The new study found the composition of the shell changed more over
the course of a day than over seasons, or with the cycles of ocean
tides. The fine-scale resolution of the daily layers shows the shell
grew much faster during the day than at night
"This bivalve had a very strong dependence on this daily cycle, which
suggests that it had photosymbionts," de Winter said. "You have the
day-night rhythm of the light being recorded in the shell."
This result suggests daylight was more important to the lifestyle of
the ancient mollusk than might be expected if it fed itself primarily by
filtering food from the water, like modern day clams and oysters,
according to the authors. De Winter said the mollusks likely had a
relationship with an indwelling symbiotic species that fed on sunlight,
similar to living giant clams, which harbor symbiotic algae.
"Until now, all published arguments for photosymbiosis in rudists
have been essentially speculative, based on merely suggestive
morphological traits, and in some cases were demonstrably erroneous.
This paper is the first to provide convincing evidence in favor of the
hypothesis," Skelton said, but cautioned that the new study's conclusion
was specific to Torreites and could not be generalized to other rudists.
Moon retreat
De Winter's careful count of the number of daily layers found 372 for
each yearly interval. This was not a surprise, because scientists know
days were shorter in the past. The result is, however, the most accurate
now available for the late Cretaceous, and has a surprising application
to modeling the evolution of the Earth-Moon system.
The length of a year has been constant over Earth's history, because
Earth's orbit around the Sun does not change.

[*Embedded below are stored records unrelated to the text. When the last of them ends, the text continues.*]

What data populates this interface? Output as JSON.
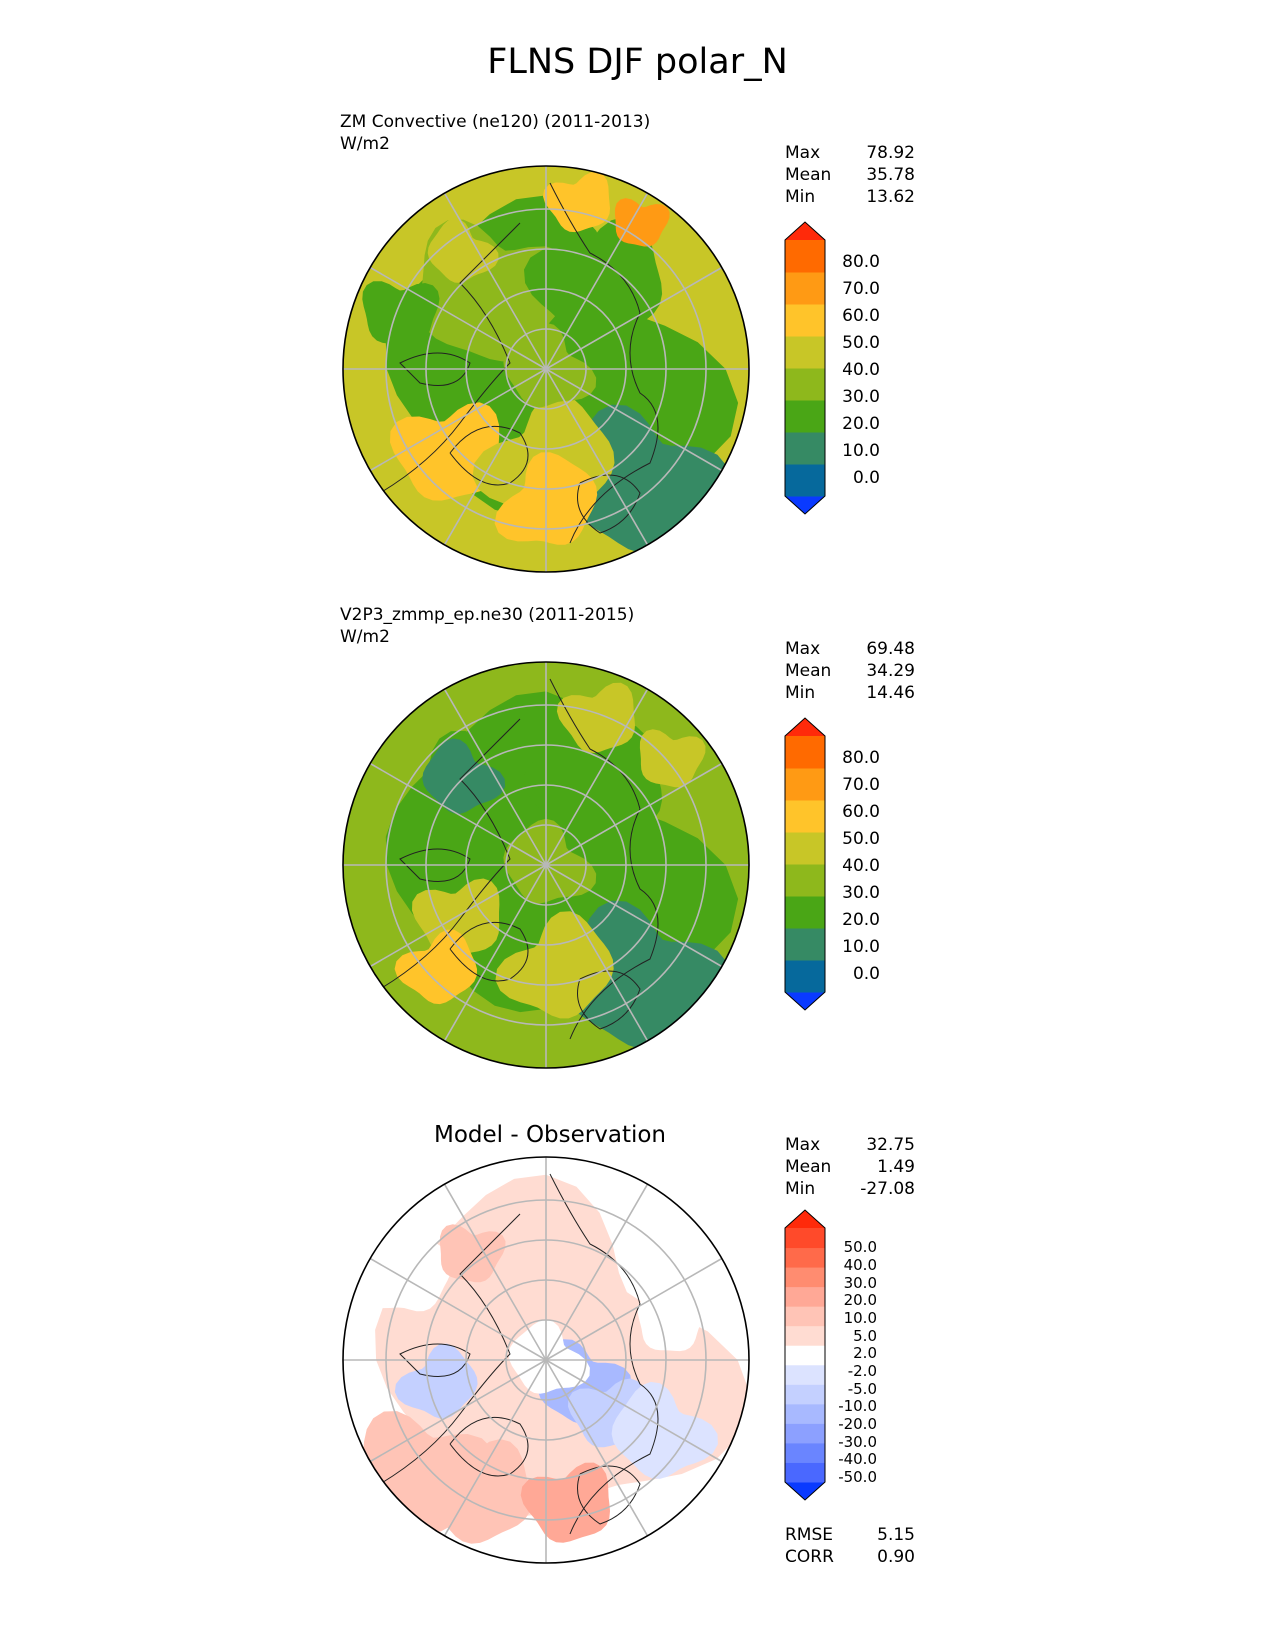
{
  "figure_title": "FLNS DJF polar_N",
  "chart_data": [
    {
      "type": "heatmap",
      "projection": "north-polar-stereographic",
      "title": "ZM Convective (ne120) (2011-2013)",
      "units": "W/m2",
      "stats": {
        "max": "78.92",
        "mean": "35.78",
        "min": "13.62"
      },
      "colorbar": {
        "levels": [
          "80.0",
          "70.0",
          "60.0",
          "50.0",
          "40.0",
          "30.0",
          "20.0",
          "10.0",
          "0.0"
        ],
        "colors": [
          "#ff2a0a",
          "#ff6a00",
          "#ff9a14",
          "#ffc42a",
          "#c8c627",
          "#8eb81c",
          "#4aa616",
          "#368a64",
          "#06699c",
          "#0a3aff"
        ]
      }
    },
    {
      "type": "heatmap",
      "projection": "north-polar-stereographic",
      "title": "V2P3_zmmp_ep.ne30 (2011-2015)",
      "units": "W/m2",
      "stats": {
        "max": "69.48",
        "mean": "34.29",
        "min": "14.46"
      },
      "colorbar": {
        "levels": [
          "80.0",
          "70.0",
          "60.0",
          "50.0",
          "40.0",
          "30.0",
          "20.0",
          "10.0",
          "0.0"
        ],
        "colors": [
          "#ff2a0a",
          "#ff6a00",
          "#ff9a14",
          "#ffc42a",
          "#c8c627",
          "#8eb81c",
          "#4aa616",
          "#368a64",
          "#06699c",
          "#0a3aff"
        ]
      }
    },
    {
      "type": "heatmap",
      "projection": "north-polar-stereographic",
      "title": "Model - Observation",
      "stats": {
        "max": "32.75",
        "mean": "1.49",
        "min": "-27.08"
      },
      "metrics": {
        "rmse": "5.15",
        "corr": "0.90"
      },
      "colorbar": {
        "levels": [
          "50.0",
          "40.0",
          "30.0",
          "20.0",
          "10.0",
          "5.0",
          "2.0",
          "-2.0",
          "-5.0",
          "-10.0",
          "-20.0",
          "-30.0",
          "-40.0",
          "-50.0"
        ],
        "colors": [
          "#ff2a0a",
          "#ff4a2a",
          "#ff6a4a",
          "#ff8c70",
          "#ffa896",
          "#ffc4b6",
          "#ffdcd2",
          "#ffffff",
          "#dce3ff",
          "#c4d0ff",
          "#a8b9ff",
          "#8ca0ff",
          "#6a85ff",
          "#4a68ff",
          "#0a3aff"
        ]
      }
    }
  ],
  "labels": {
    "max": "Max",
    "mean": "Mean",
    "min": "Min",
    "rmse": "RMSE",
    "corr": "CORR"
  }
}
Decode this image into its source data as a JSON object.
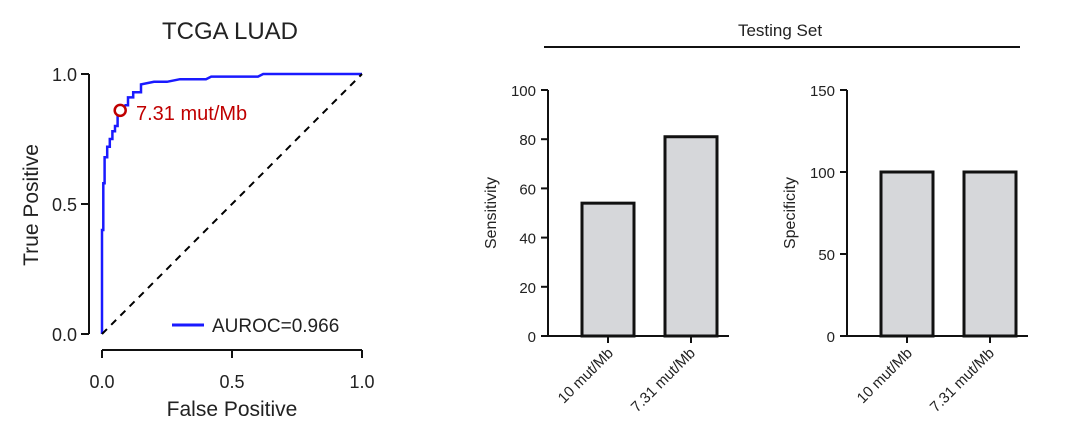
{
  "chart_data": [
    {
      "type": "line",
      "title": "TCGA LUAD",
      "xlabel": "False Positive",
      "ylabel": "True Positive",
      "xlim": [
        0,
        1
      ],
      "ylim": [
        0,
        1
      ],
      "xticks": [
        "0.0",
        "0.5",
        "1.0"
      ],
      "yticks": [
        "0.0",
        "0.5",
        "1.0"
      ],
      "series": [
        {
          "name": "AUROC=0.966",
          "color": "#1a1aff",
          "x": [
            0.0,
            0.0,
            0.005,
            0.005,
            0.01,
            0.01,
            0.02,
            0.02,
            0.03,
            0.03,
            0.04,
            0.04,
            0.05,
            0.05,
            0.06,
            0.06,
            0.07,
            0.07,
            0.08,
            0.09,
            0.1,
            0.1,
            0.12,
            0.12,
            0.15,
            0.15,
            0.2,
            0.25,
            0.3,
            0.4,
            0.42,
            0.6,
            0.62,
            0.8,
            1.0
          ],
          "y": [
            0.0,
            0.4,
            0.4,
            0.58,
            0.58,
            0.68,
            0.68,
            0.72,
            0.72,
            0.75,
            0.75,
            0.78,
            0.78,
            0.8,
            0.8,
            0.84,
            0.84,
            0.86,
            0.87,
            0.88,
            0.88,
            0.91,
            0.91,
            0.93,
            0.93,
            0.96,
            0.97,
            0.97,
            0.98,
            0.98,
            0.99,
            0.99,
            1.0,
            1.0,
            1.0
          ]
        },
        {
          "name": "",
          "style": "dashed",
          "color": "#000000",
          "x": [
            0,
            1
          ],
          "y": [
            0,
            1
          ]
        }
      ],
      "annotation": {
        "label": "7.31 mut/Mb",
        "x": 0.07,
        "y": 0.86,
        "color": "#c00000"
      },
      "legend_position": "bottom-right"
    },
    {
      "type": "bar",
      "group_title": "Testing Set",
      "categories": [
        "10 mut/Mb",
        "7.31 mut/Mb"
      ],
      "values": [
        54,
        81
      ],
      "ylabel": "Sensitivity",
      "ylim": [
        0,
        100
      ],
      "yticks": [
        "0",
        "20",
        "40",
        "60",
        "80",
        "100"
      ],
      "bar_color": "#d6d7da"
    },
    {
      "type": "bar",
      "group_title": "Testing Set",
      "categories": [
        "10 mut/Mb",
        "7.31 mut/Mb"
      ],
      "values": [
        100,
        100
      ],
      "ylabel": "Specificity",
      "ylim": [
        0,
        150
      ],
      "yticks": [
        "0",
        "50",
        "100",
        "150"
      ],
      "bar_color": "#d6d7da"
    }
  ]
}
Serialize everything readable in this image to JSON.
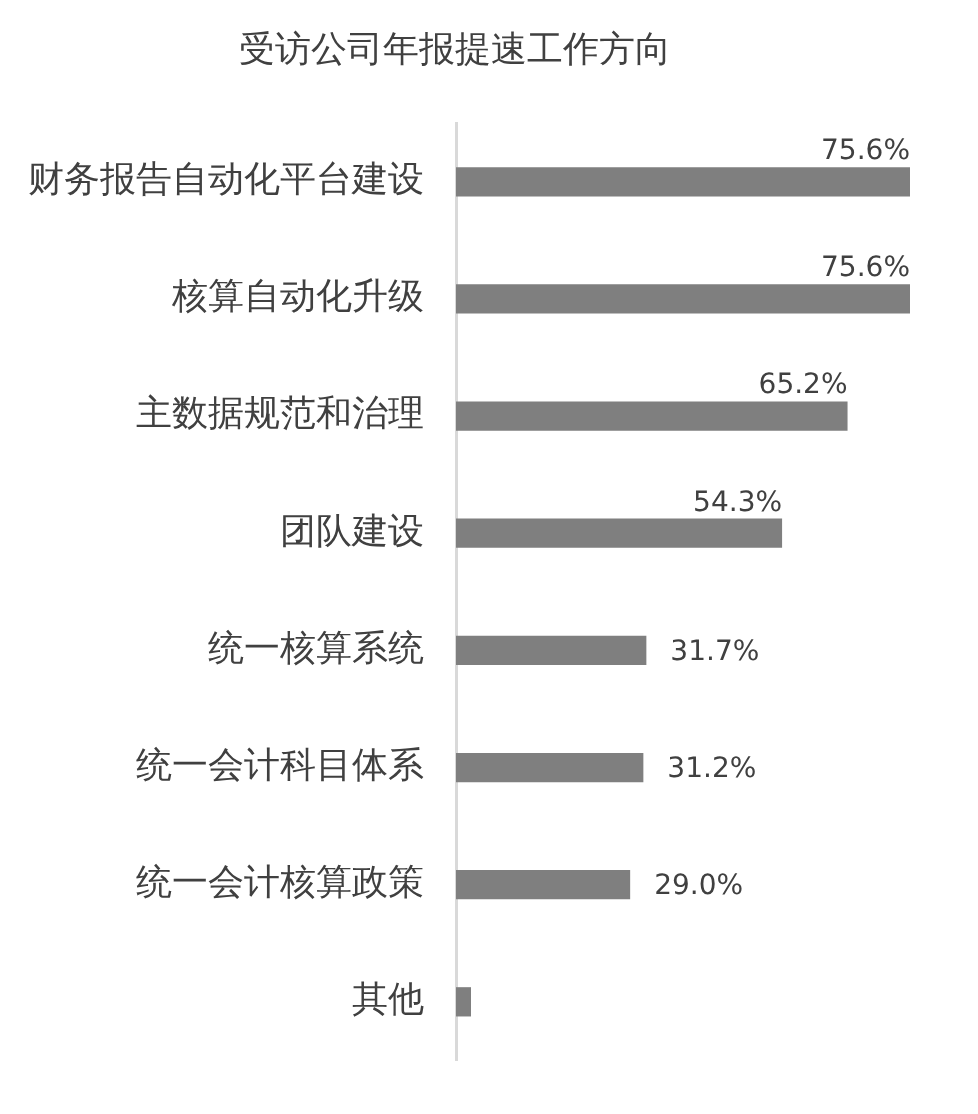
{
  "chart_data": {
    "type": "bar",
    "orientation": "horizontal",
    "title": "受访公司年报提速工作方向",
    "categories": [
      "财务报告自动化平台建设",
      "核算自动化升级",
      "主数据规范和治理",
      "团队建设",
      "统一核算系统",
      "统一会计科目体系",
      "统一会计核算政策",
      "其他"
    ],
    "values": [
      75.6,
      75.6,
      65.2,
      54.3,
      31.7,
      31.2,
      29.0,
      2.5
    ],
    "value_labels": [
      "75.6%",
      "75.6%",
      "65.2%",
      "54.3%",
      "31.7%",
      "31.2%",
      "29.0%",
      null
    ],
    "color": "#7f7f7f",
    "grid": false,
    "legend": false,
    "tick_labels": "y"
  }
}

But the number of days
within a year has been shortening over time because days have been
growing longer. The length of a day has been growing steadily longer as
friction from ocean tides, caused by the Moon's gravity, slows Earth's
rotation.
The pull of the tides accelerates the Moon a little in its orbit, so
as Earth's spin slows, the Moon moves farther away. The moon is pulling
away from Earth at 3.82 centimeters (1.5 inches) per year. Precise laser
measurements of distance to the Moon from Earth have demonstrated this
increasing distance since the Apollo program left helpful reflectors on
the Moon's surface.
But scientists conclude the Moon could not have been receding at this
rate throughout its history, because projecting its progress linearly
back in time would put the Moon inside the Earth only 1.4 billion years
ago. Scientists know from other evidence that the Moon has been with us
much longer, most likely coalescing in the wake of a massive collision
early in Earth's history, over 4.5 billion years ago. So the Moon's rate
of retreat has changed over time, and information from the past, like a
year in the life of an ancient clam, helps researchers reconstruct that
history and model of the formation of the moon.
Because in the history of the Moon, 70 million years is a blink in
time, de Winter and his colleagues hope to apply their new method to
older fossils and catch snapshots of days even deeper in time.